Kraig Devlin, a Saanich firefighter who serves as high performance director and team leader for the Canadian Tokyo Olympic karate team, said: “It’s been a rollercoaster ride with a lot of uncertainty. But I’m very excited and honoured to be a part of this Olympics.”

Since the karate doesn’t take place until the second-to-last day of the Games, on Aug. 7, Devlin and the karate team won’t depart until July 29. So, was he planning to stay up bleary-eyed to watch the opening ceremony live?

“To be honest, I will sleep and record it to watch later in the morning,” he said.

Devlin said he has no reservations about going to Tokyo.

“It’s our job to keep the Japanese public safe because they are the ones shouldering this whole Olympics,” he said. “We will keep our protocols tight. The COC has been unbelievably organized about this and the logistical support they have provided has been huge. I feel quite prepared going in.”

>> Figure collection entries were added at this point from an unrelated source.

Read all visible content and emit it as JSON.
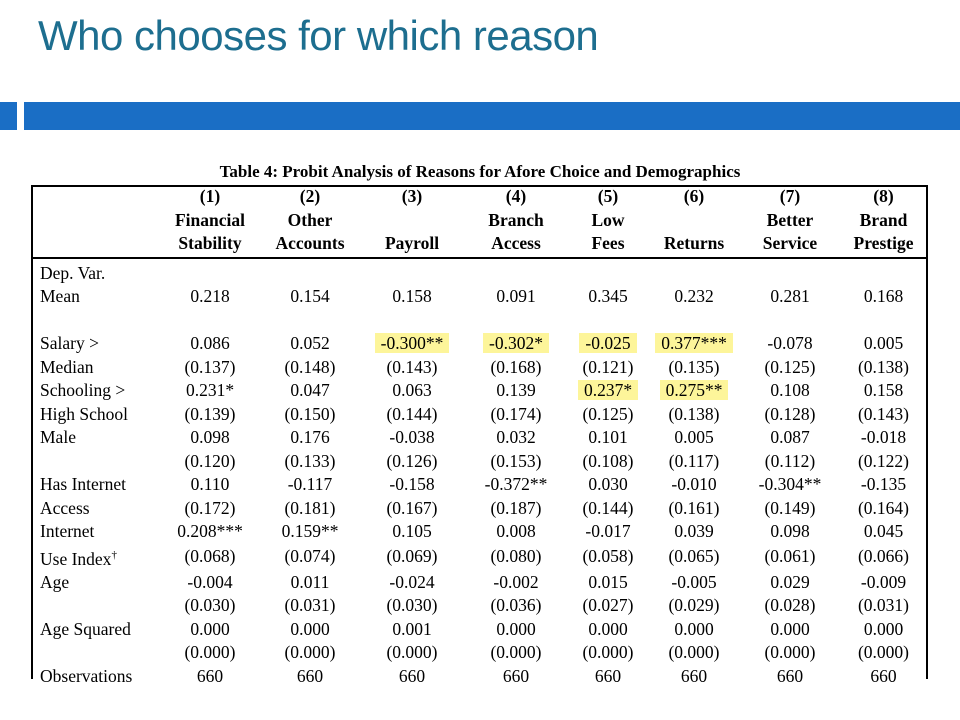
{
  "slide": {
    "title": "Who chooses for which reason"
  },
  "table": {
    "caption": "Table 4: Probit Analysis of Reasons for Afore Choice and Demographics",
    "header": {
      "numbers": [
        "(1)",
        "(2)",
        "(3)",
        "(4)",
        "(5)",
        "(6)",
        "(7)",
        "(8)"
      ],
      "line1": [
        "Financial",
        "Other",
        "",
        "Branch",
        "Low",
        "",
        "Better",
        "Brand"
      ],
      "line2": [
        "Stability",
        "Accounts",
        "Payroll",
        "Access",
        "Fees",
        "Returns",
        "Service",
        "Prestige"
      ]
    },
    "rows": [
      {
        "label": "Dep. Var.",
        "values": [
          "",
          "",
          "",
          "",
          "",
          "",
          "",
          ""
        ]
      },
      {
        "label": "Mean",
        "values": [
          "0.218",
          "0.154",
          "0.158",
          "0.091",
          "0.345",
          "0.232",
          "0.281",
          "0.168"
        ]
      },
      {
        "label": "",
        "values": [
          "",
          "",
          "",
          "",
          "",
          "",
          "",
          ""
        ]
      },
      {
        "label": "Salary >",
        "values": [
          "0.086",
          "0.052",
          "-0.300**",
          "-0.302*",
          "-0.025",
          "0.377***",
          "-0.078",
          "0.005"
        ]
      },
      {
        "label": "Median",
        "values": [
          "(0.137)",
          "(0.148)",
          "(0.143)",
          "(0.168)",
          "(0.121)",
          "(0.135)",
          "(0.125)",
          "(0.138)"
        ]
      },
      {
        "label": "Schooling >",
        "values": [
          "0.231*",
          "0.047",
          "0.063",
          "0.139",
          "0.237*",
          "0.275**",
          "0.108",
          "0.158"
        ]
      },
      {
        "label": "High School",
        "values": [
          "(0.139)",
          "(0.150)",
          "(0.144)",
          "(0.174)",
          "(0.125)",
          "(0.138)",
          "(0.128)",
          "(0.143)"
        ]
      },
      {
        "label": "Male",
        "values": [
          "0.098",
          "0.176",
          "-0.038",
          "0.032",
          "0.101",
          "0.005",
          "0.087",
          "-0.018"
        ]
      },
      {
        "label": "",
        "values": [
          "(0.120)",
          "(0.133)",
          "(0.126)",
          "(0.153)",
          "(0.108)",
          "(0.117)",
          "(0.112)",
          "(0.122)"
        ]
      },
      {
        "label": "Has Internet",
        "values": [
          "0.110",
          "-0.117",
          "-0.158",
          "-0.372**",
          "0.030",
          "-0.010",
          "-0.304**",
          "-0.135"
        ]
      },
      {
        "label": "Access",
        "values": [
          "(0.172)",
          "(0.181)",
          "(0.167)",
          "(0.187)",
          "(0.144)",
          "(0.161)",
          "(0.149)",
          "(0.164)"
        ]
      },
      {
        "label": "Internet",
        "values": [
          "0.208***",
          "0.159**",
          "0.105",
          "0.008",
          "-0.017",
          "0.039",
          "0.098",
          "0.045"
        ]
      },
      {
        "label": "Use Index",
        "sup": "†",
        "values": [
          "(0.068)",
          "(0.074)",
          "(0.069)",
          "(0.080)",
          "(0.058)",
          "(0.065)",
          "(0.061)",
          "(0.066)"
        ]
      },
      {
        "label": "Age",
        "values": [
          "-0.004",
          "0.011",
          "-0.024",
          "-0.002",
          "0.015",
          "-0.005",
          "0.029",
          "-0.009"
        ]
      },
      {
        "label": "",
        "values": [
          "(0.030)",
          "(0.031)",
          "(0.030)",
          "(0.036)",
          "(0.027)",
          "(0.029)",
          "(0.028)",
          "(0.031)"
        ]
      },
      {
        "label": "Age Squared",
        "values": [
          "0.000",
          "0.000",
          "0.001",
          "0.000",
          "0.000",
          "0.000",
          "0.000",
          "0.000"
        ]
      },
      {
        "label": "",
        "values": [
          "(0.000)",
          "(0.000)",
          "(0.000)",
          "(0.000)",
          "(0.000)",
          "(0.000)",
          "(0.000)",
          "(0.000)"
        ]
      },
      {
        "label": "Observations",
        "values": [
          "660",
          "660",
          "660",
          "660",
          "660",
          "660",
          "660",
          "660"
        ]
      }
    ],
    "highlighted_cells": [
      {
        "row": 3,
        "col": 2
      },
      {
        "row": 3,
        "col": 3
      },
      {
        "row": 3,
        "col": 4
      },
      {
        "row": 3,
        "col": 5
      },
      {
        "row": 5,
        "col": 4
      },
      {
        "row": 5,
        "col": 5
      }
    ],
    "highlight_color": "#fdf59a"
  },
  "colors": {
    "title": "#1d6e8f",
    "accent_bar": "#1a6ec5"
  }
}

The unusual nature of these Olympics sank in long ago, said Canadian rugby player Connor Braid of Victoria, who called it “water off a duck’s back by now.”

“I think most athletes [in] Tokyo have long since acknowledged this will not be the normal Olympic experience,” he said before leaving for Tokyo. “This is more about the process and knowing what you can and can’t control.”